Auch die Umweltorganisation WWF zeigte sich enttäuscht von dem Ergebnis des Gipfels. "Die Amazonas-Anrainerstaaten haben definitiv eine Chance vertan", sagte der für Südamerika zuständige Programmleiter des WWF, Roberto Maldonado, im Interview des Fernsehsenders phoenix. Er kritisierte, dass in der Abschlusserklärung keine klaren Vorgaben gemacht wurden, wie die Abholzung reduziert oder ganz gestoppt werden kann. "Wenn die Ziele dem einzelnen Land überlassen werden, was ja grundsätzlich okay ist, aber diese Ziele nicht genannt werden, werden wir nicht wirklich einen Fortschritt haben", sagte Maldonado.
Der Amazonas-Regenwald gilt als CO2-Speicher und hat eine wichtige Funktion im internationalen Kampf gegen den Klimawandel. Vor Beginn des Gipfels forderten Vertreter der indigenen Gemeinschaften einen besseren Schutz ihrer Landrechte und eine stärkere Beteiligung. "Das Amazonasgebiet ist die Heimat von Millionen Menschen, darunter indigene Völker, Bewohner der Flussufer und traditionelle Gemeinschaften", sagte Lula. "Unsere Regierung setzt sich für den Schutz der Umwelt ein und arbeitet mit anderen Ländern zusammen, um den illegalen Bergbau, den Drogenhandel und die Verschmutzung unserer Gewässer durch Quecksilber zu bekämpfen."
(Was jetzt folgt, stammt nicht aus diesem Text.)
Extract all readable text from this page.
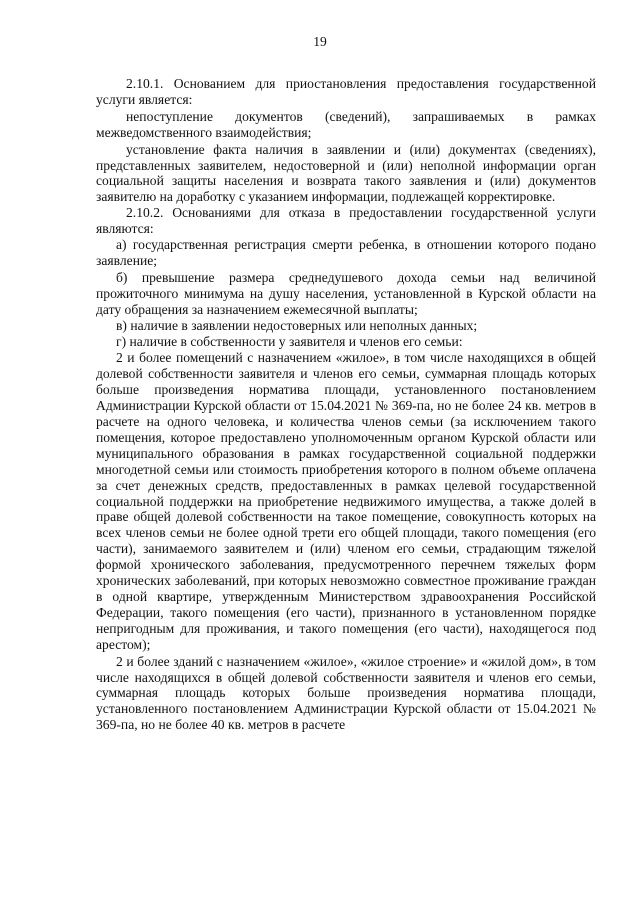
19

2.10.1. Основанием для приостановления предоставления государственной услуги является:

непоступление документов (сведений), запрашиваемых в рамках межведомственного взаимодействия;

установление факта наличия в заявлении и (или) документах (сведениях), представленных заявителем, недостоверной и (или) неполной информации орган социальной защиты населения и возврата такого заявления и (или) документов заявителю на доработку с указанием информации, подлежащей корректировке.

2.10.2. Основаниями для отказа в предоставлении государственной услуги являются:

а) государственная регистрация смерти ребенка, в отношении которого подано заявление;

б) превышение размера среднедушевого дохода семьи над величиной прожиточного минимума на душу населения, установленной в Курской области на дату обращения за назначением ежемесячной выплаты;

в) наличие в заявлении недостоверных или неполных данных;

г) наличие в собственности у заявителя и членов его семьи:

2 и более помещений с назначением «жилое», в том числе находящихся в общей долевой собственности заявителя и членов его семьи, суммарная площадь которых больше произведения норматива площади, установленного постановлением Администрации Курской области от 15.04.2021 № 369-па, но не более 24 кв. метров в расчете на одного человека, и количества членов семьи (за исключением такого помещения, которое предоставлено уполномоченным органом Курской области или муниципального образования в рамках государственной социальной поддержки многодетной семьи или стоимость приобретения которого в полном объеме оплачена за счет денежных средств, предоставленных в рамках целевой государственной социальной поддержки на приобретение недвижимого имущества, а также долей в праве общей долевой собственности на такое помещение, совокупность которых на всех членов семьи не более одной трети его общей площади, такого помещения (его части), занимаемого заявителем и (или) членом его семьи, страдающим тяжелой формой хронического заболевания, предусмотренного перечнем тяжелых форм хронических заболеваний, при которых невозможно совместное проживание граждан в одной квартире, утвержденным Министерством здравоохранения Российской Федерации, такого помещения (его части), признанного в установленном порядке непригодным для проживания, и такого помещения (его части), находящегося под арестом);

2 и более зданий с назначением «жилое», «жилое строение» и «жилой дом», в том числе находящихся в общей долевой собственности заявителя и членов его семьи, суммарная площадь которых больше произведения норматива площади, установленного постановлением Администрации Курской области от 15.04.2021 № 369-па, но не более 40 кв. метров в расчете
Härteres Vorgehen gegen Abholzung
Nachdem in der Amtszeit des rechten brasilianischen Präsidenten Jair Bolsonaro (2019-2022) Abholzungen und Brandrodungen stark zugenommen hatten, kündigte Staatschef Lula bei seinem Amtsantritt Anfang des Jahres an, den Umwelt- und Klimaschutz wieder zu stärken. In jüngster Zeit ging die Polizei mit Großeinsätzen gegen Holzfäller, Farmer und illegale Goldsucher vor. In Belém bekräftigte Lula sein Versprechen, bis 2030 die Abholzung des Regenwaldes in Brasilien vollständig zu stoppen.
Zuletzt ging die Abholzung im brasilianischen Amazonasgebiet bereits deutlich zurück. Im Juli sank die Entwaldung nach vorläufigen Daten um 66 Prozent im Vergleich zum Vorjahresmonat. Im Zeitraum zwischen August 2022 und Juli 2023 wurde im brasilianischen Amazonasgebiet eine Fläche von 7952 Quadratkilometern abgeholzt. Das war der niedrigste Wert seit vier Jahren.